Just like AlphaStar could make up the necessary training data to become superhuman on its own, it’s possible that this is true for the kind of models like o3 simply by throwing compute at them.
I don’t understand these things much, but it seems to me that we have two different kinds of learning here.
In chess, the chessboard is the territory, and the AI has a direct access to the territory (it can represent the chessboard in its memory). This is what allows the AI to run experiments and learn from them. It can discover new things by trying random changes and observing the outcome.
With LLMs, the territory is “out there”, and the AI only has an access to human maps of the territory. It can surpass humans by synthesizing millions of human maps and connecting the dots, but at the end of the day, they are just maps. Which means two problems:
gaps in the knowledge: possible experiments that no one ever did—and the AI can’t do them either
noise: if some information is wrong, AI can’t check it, other than comparing to other (unreliable) maps
Feeding the AI its own output doesn’t address any of these two problems.
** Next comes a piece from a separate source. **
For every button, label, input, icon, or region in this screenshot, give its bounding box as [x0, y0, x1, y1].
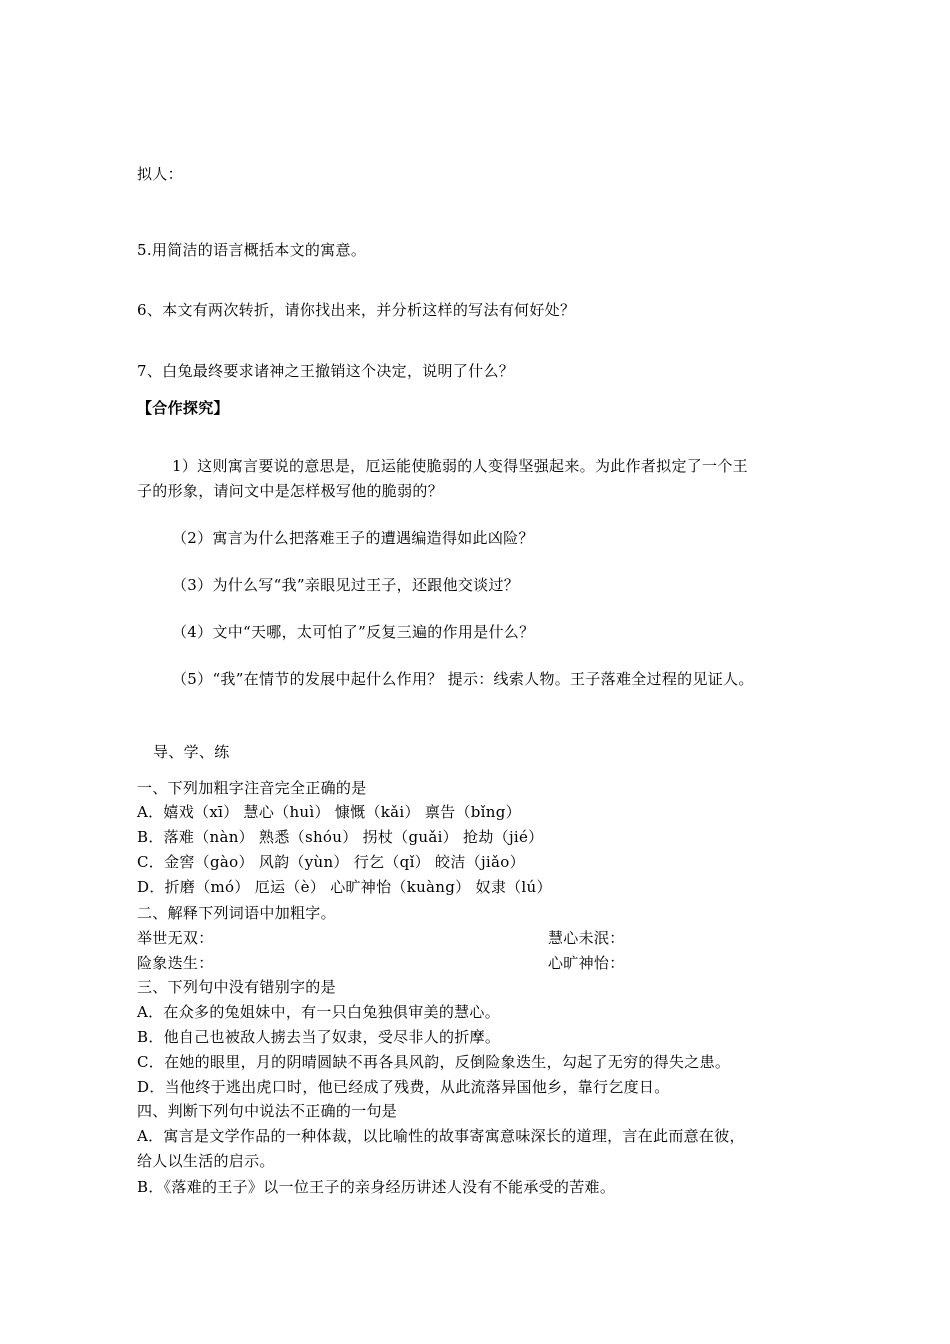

With o1 and o3, we found out that you get better output if you spent more compute on getting the answer. Letting an LLM work 10 minutes via chain of thought on getting an answer gives you better answers than letting it work 2 seconds on getting an answer.
By training on it’s own answers you could get the LLM to give the kind of answers it gives with 10 minutes of chain of thought worth of compute in 2 seconds without chain of thought.
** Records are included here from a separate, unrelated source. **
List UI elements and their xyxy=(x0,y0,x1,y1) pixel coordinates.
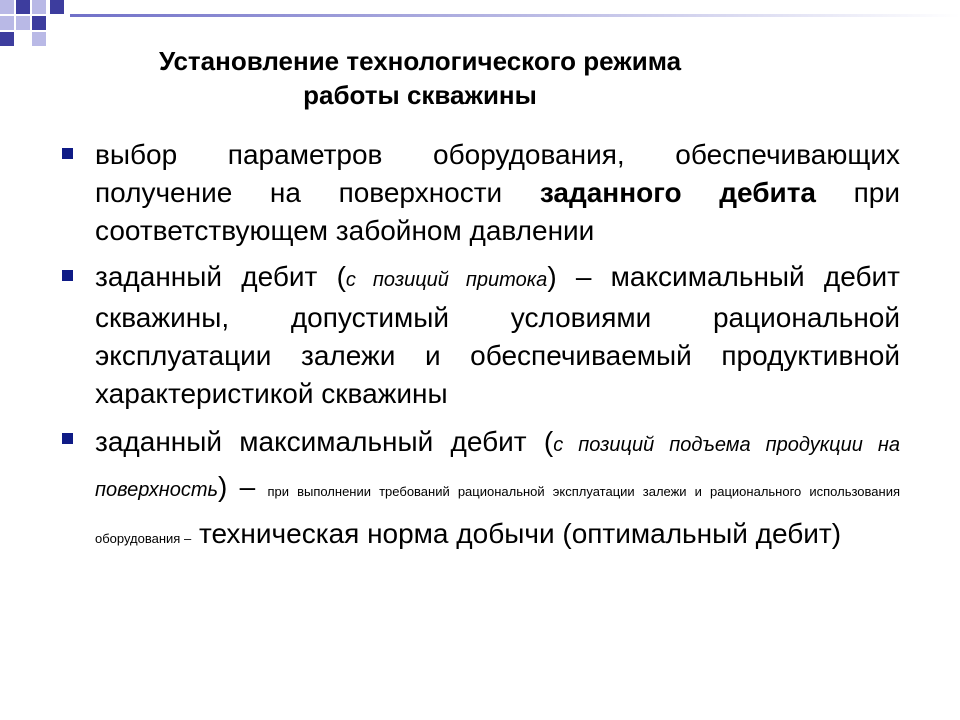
decoration-square xyxy=(0,0,14,14)
bullet-item xyxy=(62,136,900,250)
bullet-item xyxy=(62,421,900,560)
bullet-text-part: ) – максимальный дебит скважины, допустимый условиями рациональной эксплуатации залежи и обеспечиваемый продуктивной характеристикой скважины xyxy=(95,261,901,409)
bullet-text-part: выбор параметров оборудования, обеспечивающих получение на поверхности xyxy=(95,139,900,208)
bullet-text xyxy=(95,258,900,413)
decoration-square xyxy=(16,16,30,30)
bullet-small-note: при выполнении требований рациональной эксплуатации залежи и рационального использования оборудования – xyxy=(95,484,900,546)
decoration-square xyxy=(32,32,46,46)
bullet-text-part: заданный максимальный дебит ( xyxy=(95,426,554,457)
bullet-list xyxy=(62,136,900,568)
bullet-marker-icon xyxy=(62,433,73,444)
bullet-italic-note: с позиций подъема продукции на поверхность xyxy=(95,434,901,501)
decoration-square xyxy=(0,16,14,30)
bullet-text xyxy=(95,421,900,560)
bullet-marker-icon xyxy=(62,270,73,281)
bullet-italic-note: с позиций притока xyxy=(345,269,548,291)
decoration-rule xyxy=(70,14,960,17)
bullet-text-part: ) – xyxy=(218,471,268,502)
bullet-marker-icon xyxy=(62,148,73,159)
decoration-square xyxy=(32,0,46,14)
slide-title xyxy=(120,44,720,112)
decoration-square xyxy=(32,16,46,30)
slide-title-line2: работы скважины xyxy=(303,80,537,110)
bullet-text-part: при соответствующем забойном давлении xyxy=(95,177,901,246)
decoration-square xyxy=(16,0,30,14)
bullet-text xyxy=(95,136,900,250)
bullet-item xyxy=(62,258,900,413)
slide-title-line1: Установление технологического режима xyxy=(158,46,682,76)
bullet-text-part: заданный дебит ( xyxy=(95,261,346,292)
bullet-text-part: техническая норма добычи (оптимальный дебит) xyxy=(191,518,842,549)
decoration-square xyxy=(50,0,64,14)
decoration-square xyxy=(0,32,14,46)
bullet-bold-term: заданного дебита xyxy=(539,177,817,208)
The difference between a person with an IQ of 90 and one with an IQ of 180 is not in gaps of knowledge or having access to information that’s right or wrong but in reasoning ability.
As far as the territory of LLMs being “out there”, that’s true for a subset of the territory. The field of mathematics isn’t “out there”. You don’t need to run any experiments in physical reality to validate claims about math and see whether you get better at creating math proofs.
When it comes to computer programming, some tasks require interaction with physical reality but plenty of tasks are “write a patch that includes a functionality that passes all the unit tests and passes some clean code metric”. You also have “find a possible input for a function that makes it crash” and a few other tasks where you can automatically evaluate the outcome of what the LLM is doing without needing any human input.
There are enormous differences in gaps of knowledge and further, self-selection into niches and lifestyles and skills like looking up information in Google Scholar, between an IQ 90 and a 180 person. Look at vocab norms or simple ordinary trivia questions such as ‘does the earth go around the sun or vice-versa?’. You can’t do much reasoning about what you don’t know about.
(This is one of the biggest reasons that ‘retrieval heavy’ LLMs have underperformed so much. There is no ‘small logical core’ you can easily cheaply learn free of actual real-world knowledge. At best, like the Phi series, you can steal reasoning from a much larger model like GPT-4 which learned it the hard way and has predigested it for you.)